Nas últimas semanas fomos surpreendidos pela inenarrável prestação dos “grandes devedores do Novo Banco” nas suas idas à Assembleia da República. Empresários conhecidos, e até há pouco tempo altamente reconhecidos na alta roda financeira do país, foram chamados à Comissão de Inquérito e exibiram uma mistura de esperteza saloia com esquecimento, burrice e soberba. Mau de mais para ser verdade! Mas foi verdade.
Nomes conhecidos, respeitados, gente que se passeia com a aura de sucesso e privilégios e prorrogativas imensas, que afinal não passam de espertalhões que “não têm onde cair mortos”… Uma certa “elite” impune e intrujona a quem tudo é desculpado, que vivem muito acima das suas possibilidades ou que vivem de acordo com as possibilidades conhecidas. Empresários falidos, mas com “pedigree”; gestores de eleição a quem a banca empresta milhões; quadros de sucesso com o dinheiro dos outros…
Gente de uma casta respeitada, que se passeia pelo país com glamour e topete, que se riem de todos – as famosas gargalhadas de Berardo não podem ser esquecidas – como se todos fossem seus servidores… Os famosos grandes devedores do Novo Banco eram grandes clientes do BES, era gente com relações mais ou menos privilegiadas, com amigos no poder, no futebol como na política, a quem nunca foram feitas execuções de património e sobre quem sobram perdas para serem pagas pelo Estado.
«Se deves mil, o problema é teu, se deves milhões, o problema é do banco», ou dos contribuintes que acabam por ter de suportar e pagar os buracos que vão sendo deixados na banca por estafas sem controlo, sem rosto e sem dinheiro para pagar os créditos.
Mas se os “grandes devedores” do Novo Banco vão sendo identificados e “apontados a dedo” (ainda que não enxovalhados, como mereciam, e continuem sem pagar, como tinham a obrigação), há muitos devedores desconhecidos e que continuam imunes à queda de um sistema clientelar de amiguismo e interesses.
E há um outro universo que inclui os devedores ao fisco e à segurança social.
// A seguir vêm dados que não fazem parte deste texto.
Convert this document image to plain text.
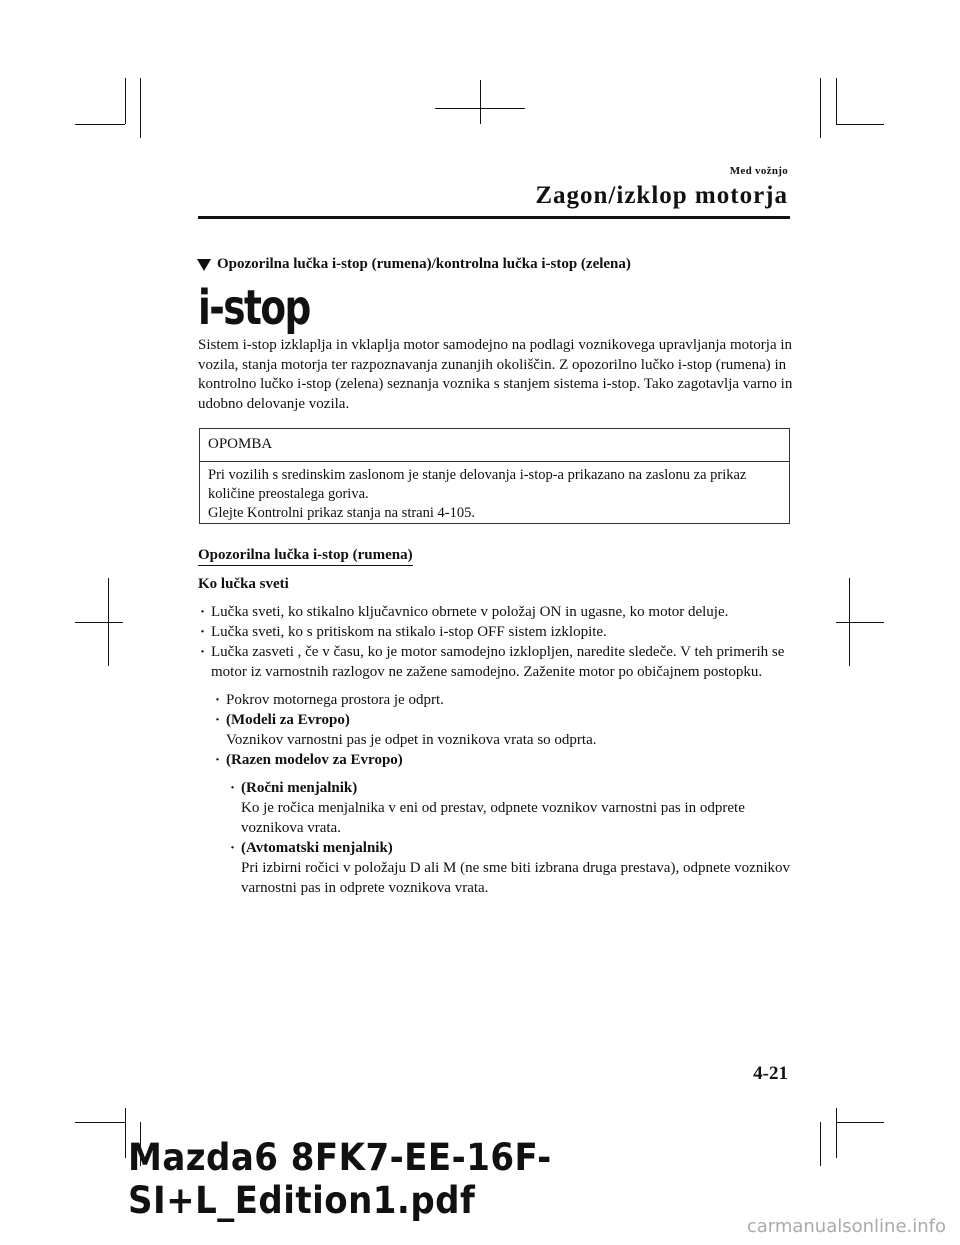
Med vožnjo
Zagon/izklop motorja
Opozorilna lučka i-stop (rumena)/kontrolna lučka i-stop (zelena)
i-stop
Sistem i-stop izklaplja in vklaplja motor samodejno na podlagi voznikovega upravljanja motorja in vozila, stanja motorja ter razpoznavanja zunanjih okoliščin. Z opozorilno lučko i-stop (rumena) in kontrolno lučko i-stop (zelena) seznanja voznika s stanjem sistema i-stop. Tako zagotavlja varno in udobno delovanje vozila.
OPOMBA
Pri vozilih s sredinskim zaslonom je stanje delovanja i-stop-a prikazano na zaslonu za prikaz količine preostalega goriva.
Glejte Kontrolni prikaz stanja na strani 4-105.
Opozorilna lučka i-stop (rumena)
Ko lučka sveti
· Lučka sveti, ko stikalno ključavnico obrnete v položaj ON in ugasne, ko motor deluje.
· Lučka sveti, ko s pritiskom na stikalo i-stop OFF sistem izklopite.
· Lučka zasveti , če v času, ko je motor samodejno izklopljen, naredite sledeče. V teh primerih se motor iz varnostnih razlogov ne zažene samodejno. Zaženite motor po običajnem postopku.
· Pokrov motornega prostora je odprt.
· (Modeli za Evropo)
Voznikov varnostni pas je odpet in voznikova vrata so odprta.
· (Razen modelov za Evropo)
· (Ročni menjalnik)
Ko je ročica menjalnika v eni od prestav, odpnete voznikov varnostni pas in odprete voznikova vrata.
· (Avtomatski menjalnik)
Pri izbirni ročici v položaju D ali M (ne sme biti izbrana druga prestava), odpnete voznikov varnostni pas in odprete voznikova vrata.
4-21
Mazda6 8FK7-EE-16F-SI+L_Edition1.pdf
carmanualsonline.info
Milhões de impostos por cobrar em empresas falidas ou sem futuro, com o património em nome dos filhos, dos primos ou dos enteados. E há bens penhorados por dívidas fiscais ou à segurança social, mas que estranhamente não são vendidos por arrastamento de processos litigiosos ou por lentidão processual. Quem não conhece situações assim? Situações com que todos acabamos por ser complacentes e “compreensivos”, milhões que vão sendo perdoados ou vão ficando por cobrar a “grandes devedores” fiscais que conhecemos, mas a quem não apontamos o dedo (aos “pequenos”, o Estado cobra coercivamente com celeridade e sem pestanejar). Se agora todos nos rimos com a ignóbil eloquência do esquecimento dos grandes devedores ao Novo Banco, é tempo de começarmos a apontar o dedo, a enxovalhar e a exigir que os grandes devedores ao fisco e à segurança social paguem o que devem sem subterfúgios, sem adiamentos, sem prescrições e sem se rirem do cidadão comum.
Os pequenos pagam e os grandes ficam-se a rir
«é tempo de começarmos a apontar o dedo, a enxovalhar e a exigir que os grandes devedores ao fisco e à segurança social paguem o que devem sem subterfúgios, sem adiamentos, sem prescrições e sem se rirem do cidadão comum»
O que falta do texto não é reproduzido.